13 September Friday

Safdar Nagori, 17 SIMI Cadres Convicted in Kerala Arms Training Case

PTIUpdated: Tuesday May 15, 2018

Kochi > A court here today convicted 18 people, including founder member of the banned Students Islamic Movement of India (SIMI) Safdar Nagori, for being members of a terrorist organisation in a case of organising arms training camp in Kerala in 2007. Special NIA court judge Kauser Edappagath convicted the 18 people under the Unlawful Activities Prevention Act, the Explosives Substances Act and Section 120-B (criminal conspiracy) of the Indian Penal Code (IPC), and  acquitted 17 others in the case. The court will pronounce the quantum of punishment tomorrow.

The case was registered by Kerala Police against SIMI members for holding an arms training camp in December 2007 at Thangalpara in Wagamon. According to the charge sheet filed by the National Investigation Agency (NIA), the participants at the "secret training camp" had engaged in physical training, firing practice, training in explosives, motorcycle racing, rope climbing, besides classes on "jihad" in India.
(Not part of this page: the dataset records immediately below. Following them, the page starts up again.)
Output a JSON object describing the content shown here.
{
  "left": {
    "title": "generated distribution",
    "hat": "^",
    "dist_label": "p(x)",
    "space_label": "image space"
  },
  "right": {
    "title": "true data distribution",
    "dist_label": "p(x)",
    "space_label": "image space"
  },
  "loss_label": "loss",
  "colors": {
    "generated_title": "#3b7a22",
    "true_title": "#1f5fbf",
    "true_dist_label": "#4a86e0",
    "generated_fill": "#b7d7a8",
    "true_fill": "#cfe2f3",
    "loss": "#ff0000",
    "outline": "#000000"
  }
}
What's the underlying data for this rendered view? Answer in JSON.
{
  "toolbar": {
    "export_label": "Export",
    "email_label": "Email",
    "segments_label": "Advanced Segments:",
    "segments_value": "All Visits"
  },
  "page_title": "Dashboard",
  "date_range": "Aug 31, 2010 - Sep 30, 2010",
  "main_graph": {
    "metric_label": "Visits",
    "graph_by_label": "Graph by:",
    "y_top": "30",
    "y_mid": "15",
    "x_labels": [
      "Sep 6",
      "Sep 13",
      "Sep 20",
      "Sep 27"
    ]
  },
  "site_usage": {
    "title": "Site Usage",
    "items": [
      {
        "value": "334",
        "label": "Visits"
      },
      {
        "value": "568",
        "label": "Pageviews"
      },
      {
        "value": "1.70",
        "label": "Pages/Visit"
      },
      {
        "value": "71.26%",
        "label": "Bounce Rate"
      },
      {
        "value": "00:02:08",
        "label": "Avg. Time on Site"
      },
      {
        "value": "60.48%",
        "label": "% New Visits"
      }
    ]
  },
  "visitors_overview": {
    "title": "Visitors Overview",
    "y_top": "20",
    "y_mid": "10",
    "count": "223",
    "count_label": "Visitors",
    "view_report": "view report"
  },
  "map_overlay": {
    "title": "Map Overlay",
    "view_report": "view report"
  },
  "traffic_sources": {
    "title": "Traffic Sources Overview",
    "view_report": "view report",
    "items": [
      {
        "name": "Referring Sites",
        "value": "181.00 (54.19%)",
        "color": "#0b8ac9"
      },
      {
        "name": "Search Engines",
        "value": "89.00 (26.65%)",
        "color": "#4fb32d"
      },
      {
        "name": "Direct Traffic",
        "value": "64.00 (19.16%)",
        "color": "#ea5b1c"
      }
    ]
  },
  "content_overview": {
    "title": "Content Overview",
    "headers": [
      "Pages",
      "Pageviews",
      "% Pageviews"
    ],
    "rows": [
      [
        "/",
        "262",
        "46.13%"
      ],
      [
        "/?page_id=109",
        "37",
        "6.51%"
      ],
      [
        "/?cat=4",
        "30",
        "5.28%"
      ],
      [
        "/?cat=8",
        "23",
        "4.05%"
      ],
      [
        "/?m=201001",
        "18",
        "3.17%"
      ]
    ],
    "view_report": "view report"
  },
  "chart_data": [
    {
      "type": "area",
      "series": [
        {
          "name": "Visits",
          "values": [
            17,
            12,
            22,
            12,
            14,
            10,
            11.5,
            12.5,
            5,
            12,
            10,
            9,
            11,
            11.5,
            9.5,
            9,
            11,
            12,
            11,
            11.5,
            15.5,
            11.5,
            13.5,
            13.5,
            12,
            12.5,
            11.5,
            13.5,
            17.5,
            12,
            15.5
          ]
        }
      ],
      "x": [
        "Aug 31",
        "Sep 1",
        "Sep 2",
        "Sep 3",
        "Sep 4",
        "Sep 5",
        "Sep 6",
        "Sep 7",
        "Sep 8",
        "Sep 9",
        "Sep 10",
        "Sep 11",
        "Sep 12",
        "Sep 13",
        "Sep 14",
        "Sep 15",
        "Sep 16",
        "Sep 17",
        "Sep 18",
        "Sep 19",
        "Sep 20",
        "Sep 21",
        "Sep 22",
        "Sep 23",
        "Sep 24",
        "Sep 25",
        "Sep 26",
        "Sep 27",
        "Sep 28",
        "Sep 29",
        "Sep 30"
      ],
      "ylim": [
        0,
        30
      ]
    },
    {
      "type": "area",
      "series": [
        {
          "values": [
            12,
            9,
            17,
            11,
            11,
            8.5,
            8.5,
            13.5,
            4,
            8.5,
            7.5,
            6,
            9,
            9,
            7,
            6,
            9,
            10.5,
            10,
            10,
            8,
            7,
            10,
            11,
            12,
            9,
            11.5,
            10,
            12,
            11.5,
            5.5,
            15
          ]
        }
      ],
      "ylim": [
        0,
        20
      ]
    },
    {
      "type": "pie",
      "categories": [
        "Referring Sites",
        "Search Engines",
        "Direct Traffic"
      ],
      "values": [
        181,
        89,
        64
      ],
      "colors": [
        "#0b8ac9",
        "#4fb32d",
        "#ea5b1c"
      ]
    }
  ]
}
The court rejected the NIA's charges against the accused under sections 122 (collecting arms with intention of waging war against the Government of India), 124-A (attempts to spread disaffection towards government) and 153-A (spread enmity between communities) of the IPC. Besides 48-year-old Nagori, the others convicted today are Saduli, P A Shibily, Mohammed Ansar and Abdul Sathar (all from Kerala); Hafeez Hussain, Mohammed Sami Bagevadi, Nadeem Sayeed, Dr H A Asadulla, Shakeel Ahammed and Mirza Ahmed Baig (Karnataka); Aamil Parwaz and Kamaruddin Nagori (Madhya Pradesh); Mufti Abul Bashar (Uttar Pradesh); Danish and Manzar Imam (Jharkhand); Mohammed Abu Faisal Khan (Maharashtra); and Alam Jeb Afridi (Gujarat).

While only two accused were produced today in the court, the others who are lodged in various jails in Ahmedabad, Bhopal and Bengaluru, attended the proceedings through video-conference. Nagori, who was the founder member of SIMI in India, is believed to have been radicalised after the Babri Masjid demolition in December 1992. Son of a policeman in Madhya Pradesh, Nagori's name first surfaced in police records in 1998 for alleged anti-national activities.

He continued playing 'hide and seek' game with the police till he was arrested in Madhya Pradesh in 2008. SIMI had been banned in 2001 as a terror organisation for being "suppliers" of cadres to terror groups such as Taliban, Lashkar-e-Taiba, Jaish-e-Mohammad and the Harkat ul-Jihad-e-Islami in carrying out activities in India and Afghanistan.

The case was originally registered at Mundakayam on June 21, 2008 and the probe was handed over to the NIA in January 2010. The first charge sheet was filed in 2011, followed by supplementary charge sheets in 2013 and 2015, against 38 people.

Trial in the case commenced in January last year and 33 accused persons lodged in Ahmedabad, Delhi, Bhopal and Bengaluru prisons were produced through video-conference, while the remaining two accused were produced in person.

One charge-sheeted accused, Wasik Billa, a resident of Azamgarh in Uttar Prdesh, has been absconding, while another, Mehboob of Madhya Pradesh, was killed in an encounter in Bhopal in October, 2016. Another accused, Abdus Subhan Qureshi alias Tawqeer, a resident of Mumbai, was arrested in the case recently.

The prosecution examined 77 witnesses through whom 252 documents and 43 material objects got exhibited, while the defence examined three witnesses during the trial.